Playwright: Wendy Wasserstein. At: Apple Tree Theatre,, 1840 Green Bay, Highland Park. Phone: 847-432-4335; $38-$48
Runs through: June 28
It's hardly a secret that many of the rebellious youths who vowed to change their society for the better grew up to become the same kind of stodgy, pompous, parochial windbags they condemned, but Wendy Wasserstein was the first playwright to say so. Dying untimely in 2006 at the age of 55, her legacy to her feminist peers was to caution them against the smug complacency that knows no boundaries.
To be sure, her protagonist has reason for straying from her ideals: Laurie Jameson—10 years earlier, the first woman to be granted tenure at the Ivy League university where she now teaches—has a father suffering from geriatric dementia, a best friend struggling with cancer, and a child scornful of Mom's hard-won privileges, which currently include the unsettling symptoms of menopause.
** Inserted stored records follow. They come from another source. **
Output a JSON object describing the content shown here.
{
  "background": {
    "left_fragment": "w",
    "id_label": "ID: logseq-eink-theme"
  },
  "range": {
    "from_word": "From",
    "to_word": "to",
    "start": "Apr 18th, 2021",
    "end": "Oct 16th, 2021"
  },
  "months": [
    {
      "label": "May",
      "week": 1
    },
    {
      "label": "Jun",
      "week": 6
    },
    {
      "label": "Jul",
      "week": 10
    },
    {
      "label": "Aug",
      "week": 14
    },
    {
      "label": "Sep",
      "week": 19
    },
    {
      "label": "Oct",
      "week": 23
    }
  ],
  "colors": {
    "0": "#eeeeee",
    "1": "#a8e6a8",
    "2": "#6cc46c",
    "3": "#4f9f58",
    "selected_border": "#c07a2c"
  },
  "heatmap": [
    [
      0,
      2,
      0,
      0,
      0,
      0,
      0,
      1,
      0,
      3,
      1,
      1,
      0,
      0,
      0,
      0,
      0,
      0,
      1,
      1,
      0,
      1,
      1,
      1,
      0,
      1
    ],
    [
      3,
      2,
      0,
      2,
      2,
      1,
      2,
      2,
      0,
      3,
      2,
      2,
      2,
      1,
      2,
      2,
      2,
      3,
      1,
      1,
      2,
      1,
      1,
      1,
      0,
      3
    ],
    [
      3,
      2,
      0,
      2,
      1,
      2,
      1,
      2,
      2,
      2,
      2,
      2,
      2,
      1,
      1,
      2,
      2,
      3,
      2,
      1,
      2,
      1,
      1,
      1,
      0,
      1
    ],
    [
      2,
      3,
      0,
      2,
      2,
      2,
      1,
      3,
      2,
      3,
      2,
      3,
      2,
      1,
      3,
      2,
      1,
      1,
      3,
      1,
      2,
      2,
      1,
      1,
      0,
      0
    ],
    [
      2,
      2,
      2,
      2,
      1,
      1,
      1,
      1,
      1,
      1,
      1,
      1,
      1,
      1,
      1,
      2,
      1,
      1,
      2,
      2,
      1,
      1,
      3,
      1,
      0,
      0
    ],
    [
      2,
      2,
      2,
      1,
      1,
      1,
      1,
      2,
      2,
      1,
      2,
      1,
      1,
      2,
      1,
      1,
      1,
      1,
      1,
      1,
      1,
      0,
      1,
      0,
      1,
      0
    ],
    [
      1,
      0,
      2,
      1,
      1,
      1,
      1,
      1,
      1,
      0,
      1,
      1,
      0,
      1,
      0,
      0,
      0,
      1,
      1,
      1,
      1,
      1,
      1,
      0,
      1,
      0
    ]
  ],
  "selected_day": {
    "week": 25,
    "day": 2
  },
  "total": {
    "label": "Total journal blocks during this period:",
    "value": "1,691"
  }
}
Small wonder that the having-it-all professor clings to her former principles for stability in an increasingly volatile universe, fighting the good fight against the old enemies—racism, sexism, homophobia, imperialism, capitalism. And when a student in one of her classes displays an intellectual independence inconsistent with his alleged demographic, she promptly makes him the target of her neo-doctrinaire prejudices.
Sarah Gabel, director of this Apple Tree Theatre production and Performing Arts department chair at Loyola University, has had ample opportunity to observe the phenomenon afflicting Dr. Jameson. Not for nothing has academe been dubbed an "ivory tower," aloof from messy everyday matters—but the human propensity for blaming our misfortunes on an exotic "other" can be evidenced in all segments of society. And long before the advent of on-line plagiarism, too-clever undergraduates often found themselves accused of theft by skeptical instructors. The solution, maintains Wasserstein, is to acknowledge one's error and atone, insofar as atonement can be affected, for the damage inflicted by misguided suspicions.
As played at full throttle by Robin Lewis-Bedz, Professor Jameson at the height of her fury risks coming off as too batcrackers to be taken seriously. Ironically, however, her anguish serves to render her redemption the more sympathetic ( the higher the horse, the harder the climb after falling ) . And the fellow travelers bearing witness to a fine mind gone temporarily sclerotic—Jim Farrell as the befuddled dad, Kristen Pickering as the restless daughter, Susan Felder as the candid colleague—reject the temptation to propagandistic saintliness, while Michael Gonring, in the pivotal role of Woodson Bull III, aka "Third," conveys perfectly the guileless poise of an alien species lost in an artificial wilderness.